How much a family pays depends heavily on income, because most aid is awarded on the basis of financial need.
| Family Income | Average Net Price |
|---|---|
| $0 – $48,000 | $5,716 |
The numbers above are post-aid net prices, so they already account for grants and scholarships.
Net price is the average annual cost after grants and scholarships are subtracted from the published cost of attendance — the figure closest to what a typical aid-receiving student actually pays.
| Cohort | Average Net Price |
|---|---|
| On-campus title-IV students | $9,075 |
| Off-campus title-IV students | $5,716 |
To get a personalized net price estimate, try NCCTI’s net price tool: www.newcommunitytech.edu/net-price-calculator.
Graduating students at NCCTI carry a median federal student debt of $1,932 of federal borrowing.
| Metric | Amount |
|---|---|
| Median federal debt (all student-aid borrowers) | $1,932 |
| Median federal debt (graduates only) | $2,808 |
| Typical 10-year monthly payment (graduates) | $29.77/mo |
Under a standard ten-year plan, the median graduate’s monthly payment lands near the figure above.

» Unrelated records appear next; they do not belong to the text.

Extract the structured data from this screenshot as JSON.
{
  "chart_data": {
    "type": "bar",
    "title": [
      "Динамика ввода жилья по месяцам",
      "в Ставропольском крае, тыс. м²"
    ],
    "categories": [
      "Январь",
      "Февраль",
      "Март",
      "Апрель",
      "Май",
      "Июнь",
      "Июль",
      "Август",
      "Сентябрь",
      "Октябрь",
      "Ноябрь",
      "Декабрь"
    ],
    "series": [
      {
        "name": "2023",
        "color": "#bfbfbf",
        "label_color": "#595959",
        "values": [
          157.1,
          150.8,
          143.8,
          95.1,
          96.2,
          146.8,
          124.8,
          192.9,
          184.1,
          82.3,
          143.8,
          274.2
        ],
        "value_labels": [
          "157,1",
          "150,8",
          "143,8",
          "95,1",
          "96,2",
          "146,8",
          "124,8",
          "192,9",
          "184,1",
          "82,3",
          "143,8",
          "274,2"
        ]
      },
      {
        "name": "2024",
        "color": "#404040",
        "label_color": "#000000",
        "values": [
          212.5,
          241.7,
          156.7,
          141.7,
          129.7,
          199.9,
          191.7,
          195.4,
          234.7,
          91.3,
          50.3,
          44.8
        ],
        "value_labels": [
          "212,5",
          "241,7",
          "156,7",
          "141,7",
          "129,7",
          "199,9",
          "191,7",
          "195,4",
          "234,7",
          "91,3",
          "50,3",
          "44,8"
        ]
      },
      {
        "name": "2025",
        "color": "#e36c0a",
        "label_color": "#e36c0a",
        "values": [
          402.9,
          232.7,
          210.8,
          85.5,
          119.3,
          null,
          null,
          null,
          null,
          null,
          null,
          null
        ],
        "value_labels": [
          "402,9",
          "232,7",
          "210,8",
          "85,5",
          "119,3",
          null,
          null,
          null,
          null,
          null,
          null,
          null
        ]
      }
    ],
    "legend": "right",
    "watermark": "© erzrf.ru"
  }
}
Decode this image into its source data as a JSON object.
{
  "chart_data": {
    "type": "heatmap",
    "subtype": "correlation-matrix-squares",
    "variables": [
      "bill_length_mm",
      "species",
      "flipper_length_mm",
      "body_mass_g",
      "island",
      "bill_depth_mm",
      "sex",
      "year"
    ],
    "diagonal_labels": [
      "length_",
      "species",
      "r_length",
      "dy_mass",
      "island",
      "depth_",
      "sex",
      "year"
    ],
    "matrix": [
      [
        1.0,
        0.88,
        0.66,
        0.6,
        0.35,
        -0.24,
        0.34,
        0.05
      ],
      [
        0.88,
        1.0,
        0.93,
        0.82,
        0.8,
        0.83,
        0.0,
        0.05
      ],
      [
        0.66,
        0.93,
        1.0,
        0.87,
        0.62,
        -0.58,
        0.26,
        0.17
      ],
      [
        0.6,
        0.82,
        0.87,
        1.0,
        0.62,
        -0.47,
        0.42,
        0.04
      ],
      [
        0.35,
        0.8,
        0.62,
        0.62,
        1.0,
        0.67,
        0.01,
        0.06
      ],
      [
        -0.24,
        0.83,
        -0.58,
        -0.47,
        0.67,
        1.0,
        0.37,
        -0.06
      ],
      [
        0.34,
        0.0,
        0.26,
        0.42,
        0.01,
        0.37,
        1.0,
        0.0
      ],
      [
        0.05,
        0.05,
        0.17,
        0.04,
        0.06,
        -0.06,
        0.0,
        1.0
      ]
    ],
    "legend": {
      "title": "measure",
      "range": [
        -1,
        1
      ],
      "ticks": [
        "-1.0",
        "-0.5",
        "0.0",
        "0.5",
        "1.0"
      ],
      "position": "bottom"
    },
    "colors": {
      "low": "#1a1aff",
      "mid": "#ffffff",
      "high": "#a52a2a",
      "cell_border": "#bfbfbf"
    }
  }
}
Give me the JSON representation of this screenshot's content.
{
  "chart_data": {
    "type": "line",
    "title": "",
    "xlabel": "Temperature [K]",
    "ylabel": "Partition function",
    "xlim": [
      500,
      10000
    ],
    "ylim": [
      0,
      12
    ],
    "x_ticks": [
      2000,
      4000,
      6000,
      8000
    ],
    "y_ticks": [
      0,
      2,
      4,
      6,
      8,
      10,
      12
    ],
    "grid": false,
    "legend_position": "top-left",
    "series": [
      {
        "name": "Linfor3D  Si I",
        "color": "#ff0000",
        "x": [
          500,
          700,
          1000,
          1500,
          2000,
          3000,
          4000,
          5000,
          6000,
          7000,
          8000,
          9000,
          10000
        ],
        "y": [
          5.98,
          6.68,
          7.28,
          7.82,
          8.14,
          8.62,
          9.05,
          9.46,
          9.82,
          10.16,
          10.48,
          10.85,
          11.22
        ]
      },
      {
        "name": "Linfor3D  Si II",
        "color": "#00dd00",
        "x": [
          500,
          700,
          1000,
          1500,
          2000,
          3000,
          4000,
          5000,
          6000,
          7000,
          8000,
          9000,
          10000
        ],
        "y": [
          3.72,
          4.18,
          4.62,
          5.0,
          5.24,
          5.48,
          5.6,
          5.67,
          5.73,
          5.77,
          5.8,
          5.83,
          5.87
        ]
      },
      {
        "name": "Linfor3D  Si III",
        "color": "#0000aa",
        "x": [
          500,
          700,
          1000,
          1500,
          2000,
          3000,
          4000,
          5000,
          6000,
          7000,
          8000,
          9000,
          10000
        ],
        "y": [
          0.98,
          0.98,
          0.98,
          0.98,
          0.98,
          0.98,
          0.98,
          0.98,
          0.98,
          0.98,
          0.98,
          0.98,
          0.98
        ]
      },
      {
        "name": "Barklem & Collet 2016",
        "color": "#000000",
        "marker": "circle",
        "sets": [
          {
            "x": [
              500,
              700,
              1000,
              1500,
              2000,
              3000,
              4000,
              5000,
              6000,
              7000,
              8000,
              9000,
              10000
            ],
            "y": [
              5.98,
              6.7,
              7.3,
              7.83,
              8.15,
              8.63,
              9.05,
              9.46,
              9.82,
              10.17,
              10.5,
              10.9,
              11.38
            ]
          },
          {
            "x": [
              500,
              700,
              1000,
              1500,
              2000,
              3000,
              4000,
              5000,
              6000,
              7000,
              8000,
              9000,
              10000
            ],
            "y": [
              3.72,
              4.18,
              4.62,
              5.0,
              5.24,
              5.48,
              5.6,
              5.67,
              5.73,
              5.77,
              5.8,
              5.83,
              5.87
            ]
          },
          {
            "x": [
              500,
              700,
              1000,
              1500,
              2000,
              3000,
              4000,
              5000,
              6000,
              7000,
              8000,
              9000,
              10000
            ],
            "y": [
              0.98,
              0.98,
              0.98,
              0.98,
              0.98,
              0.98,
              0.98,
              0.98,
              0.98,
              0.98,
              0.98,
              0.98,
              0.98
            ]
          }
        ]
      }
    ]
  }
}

Outcomes differ by income bracket, by first-generation status, and by whether a student is financially dependent.
By Dependency Status
| Cohort | Median federal debt |
|---|---|
| Dependent students | $1,932 |
| Independent students | $1,932 |
Federal data publishes pre-calculated indicators that summarize debt outcomes. NCCTI.
The Stafford loan program is the largest source of federal direct loans to undergraduates. These figures summarize annual Stafford program activity at NCCTI:
| Metric | Value |
|---|---|
| Stafford loan recipients | 384 |
| Total Stafford loan amount | $986,496 |
References
More about our data sources and methodologies.